3dmark firestrike extreme, same 1418MHz, vram stock 1805Mhzwww.3dmark.com/fs/8357945
Ok here its 600-700points difference, but that's minimal..
Imo overall its nothing special, I suspected it will be like that.. Slightly Oc'ed 980ti perf. at best.
I think sometimes it will be slower when that extra 16ROPS and 20-30GB/s count.
Personally I dont regret anything, bought this 980Ti 2 months ago for 420€, sold my old 780GTX for 250€ (originally payed 320€) and its a bomb. For me its only big Pascal or next-nextgen Volta and AMD Navi that's really interesting. Think I'll just skip Pascal all together. :)
The next set of cards will be good enough to beat the previous cards but thats it. The next series from there will repeat the same trend and a few years from now, we'll have the 1380ti and R9 590X still built on the same 14/16 nm process, just larger and more power hungry
......same pro/con arguments....just a new year........its all just business.....Nvidia like intel like everyone else should be, is out to make consistent profit. year after year, model after model....business 101.
why are people still thinking this is an entirely new gpu? jesus christ folks, you have numbers right in front of you...
GTX 960 (200$) slightly stronger than a GTX 760 (200$)? wtf?
HD 6870 (239$) slightly stronger than an HD 5850 (229$)? wtf?

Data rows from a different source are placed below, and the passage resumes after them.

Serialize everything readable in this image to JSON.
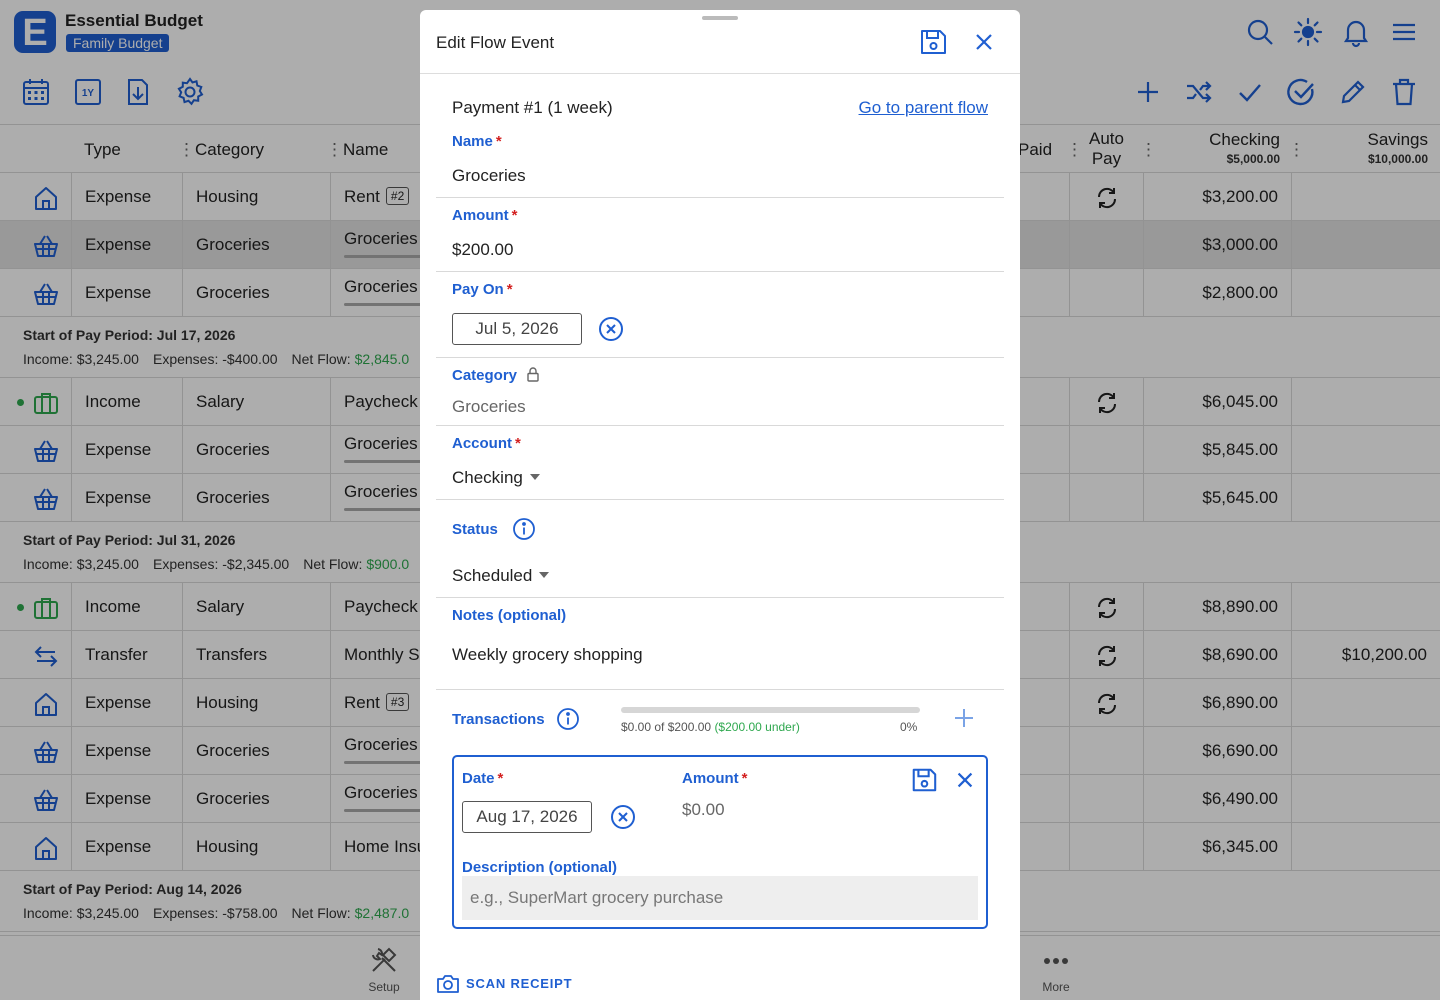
{
  "app": {
    "title": "Essential Budget",
    "badge": "Family Budget",
    "logo_letter": "E"
  },
  "toolbar_left": [
    "calendar-icon",
    "one-year-icon",
    "import-icon",
    "settings-icon"
  ],
  "toolbar_right": [
    "add-icon",
    "shuffle-icon",
    "check-icon",
    "check-circle-icon",
    "edit-icon",
    "delete-icon"
  ],
  "header_icons": [
    "search-icon",
    "theme-icon",
    "bell-icon",
    "menu-icon"
  ],
  "columns": {
    "type": "Type",
    "category": "Category",
    "name": "Name",
    "paid": "Paid",
    "autopay": "Auto",
    "autopay2": "Pay",
    "checking": "Checking",
    "checking_bal": "$5,000.00",
    "savings": "Savings",
    "savings_bal": "$10,000.00"
  },
  "rows": [
    {
      "icon": "house-icon",
      "type": "Expense",
      "category": "Housing",
      "name": "Rent",
      "tag": "#2",
      "autopay": true,
      "checking": "$3,200.00",
      "savings": "",
      "selected": false,
      "income": false,
      "underline": false
    },
    {
      "icon": "basket-icon",
      "type": "Expense",
      "category": "Groceries",
      "name": "Groceries",
      "tag": "",
      "autopay": false,
      "checking": "$3,000.00",
      "savings": "",
      "selected": true,
      "income": false,
      "underline": true
    },
    {
      "icon": "basket-icon",
      "type": "Expense",
      "category": "Groceries",
      "name": "Groceries",
      "tag": "",
      "autopay": false,
      "checking": "$2,800.00",
      "savings": "",
      "selected": false,
      "income": false,
      "underline": true
    },
    {
      "icon": "briefcase-icon",
      "type": "Income",
      "category": "Salary",
      "name": "Paycheck",
      "tag": "",
      "autopay": true,
      "checking": "$6,045.00",
      "savings": "",
      "selected": false,
      "income": true,
      "underline": false
    },
    {
      "icon": "basket-icon",
      "type": "Expense",
      "category": "Groceries",
      "name": "Groceries",
      "tag": "",
      "autopay": false,
      "checking": "$5,845.00",
      "savings": "",
      "selected": false,
      "income": false,
      "underline": true
    },
    {
      "icon": "basket-icon",
      "type": "Expense",
      "category": "Groceries",
      "name": "Groceries",
      "tag": "",
      "autopay": false,
      "checking": "$5,645.00",
      "savings": "",
      "selected": false,
      "income": false,
      "underline": true
    },
    {
      "icon": "briefcase-icon",
      "type": "Income",
      "category": "Salary",
      "name": "Paycheck",
      "tag": "",
      "autopay": true,
      "checking": "$8,890.00",
      "savings": "",
      "selected": false,
      "income": true,
      "underline": false
    },
    {
      "icon": "transfer-icon",
      "type": "Transfer",
      "category": "Transfers",
      "name": "Monthly Sa",
      "tag": "",
      "autopay": true,
      "checking": "$8,690.00",
      "savings": "$10,200.00",
      "selected": false,
      "income": false,
      "underline": false
    },
    {
      "icon": "house-icon",
      "type": "Expense",
      "category": "Housing",
      "name": "Rent",
      "tag": "#3",
      "autopay": true,
      "checking": "$6,890.00",
      "savings": "",
      "selected": false,
      "income": false,
      "underline": false
    },
    {
      "icon": "basket-icon",
      "type": "Expense",
      "category": "Groceries",
      "name": "Groceries",
      "tag": "",
      "autopay": false,
      "checking": "$6,690.00",
      "savings": "",
      "selected": false,
      "income": false,
      "underline": true
    },
    {
      "icon": "basket-icon",
      "type": "Expense",
      "category": "Groceries",
      "name": "Groceries",
      "tag": "",
      "autopay": false,
      "checking": "$6,490.00",
      "savings": "",
      "selected": false,
      "income": false,
      "underline": true
    },
    {
      "icon": "house-icon",
      "type": "Expense",
      "category": "Housing",
      "name": "Home Insu",
      "tag": "",
      "autopay": false,
      "checking": "$6,345.00",
      "savings": "",
      "selected": false,
      "income": false,
      "underline": false
    }
  ],
  "periods": [
    {
      "title": "Start of Pay Period: Jul 17, 2026",
      "income": "Income: $3,245.00",
      "expenses": "Expenses: -$400.00",
      "net_label": "Net Flow:",
      "net": "$2,845.0"
    },
    {
      "title": "Start of Pay Period: Jul 31, 2026",
      "income": "Income: $3,245.00",
      "expenses": "Expenses: -$2,345.00",
      "net_label": "Net Flow:",
      "net": "$900.0"
    },
    {
      "title": "Start of Pay Period: Aug 14, 2026",
      "income": "Income: $3,245.00",
      "expenses": "Expenses: -$758.00",
      "net_label": "Net Flow:",
      "net": "$2,487.0"
    }
  ],
  "bottom_nav": {
    "setup": "Setup",
    "more": "More"
  },
  "modal": {
    "title": "Edit Flow Event",
    "payment_label": "Payment #1 (1 week)",
    "parent_link": "Go to parent flow",
    "name_label": "Name",
    "name_value": "Groceries",
    "amount_label": "Amount",
    "amount_value": "$200.00",
    "payon_label": "Pay On",
    "payon_value": "Jul 5, 2026",
    "category_label": "Category",
    "category_value": "Groceries",
    "account_label": "Account",
    "account_value": "Checking",
    "status_label": "Status",
    "status_value": "Scheduled",
    "notes_label": "Notes (optional)",
    "notes_value": "Weekly grocery shopping",
    "transactions_label": "Transactions",
    "progress": {
      "text": "$0.00 of $200.00",
      "under": "($200.00 under)",
      "percent_text": "0%",
      "fraction": 0.0
    },
    "tx": {
      "date_label": "Date",
      "date_value": "Aug 17, 2026",
      "amount_label": "Amount",
      "amount_value": "$0.00",
      "desc_label": "Description (optional)",
      "desc_placeholder": "e.g., SuperMart grocery purchase"
    },
    "scan_receipt": "SCAN RECEIPT",
    "required_mark": "*"
  },
  "colors": {
    "accent": "#1f5fd1",
    "positive": "#2fa84f",
    "required": "#d32020"
  }
}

HD 5850 (260$) slightly stronger than an HD 4890 (250$)? wtf?
HD 4850 (200$) slightly stronger than an 8800 GT (160$)? wtf?
C'mon guys, we've been there many many times. its a small step in performance with another in efficiency.
These are all examples of replacements and competitors with an MSRP higher than their replacement - that's how it starts. sometimes it doesn't, but mostly it does.
Cost has nothing to do with whether a GPU is high-end, and everything to do with it just being expensive.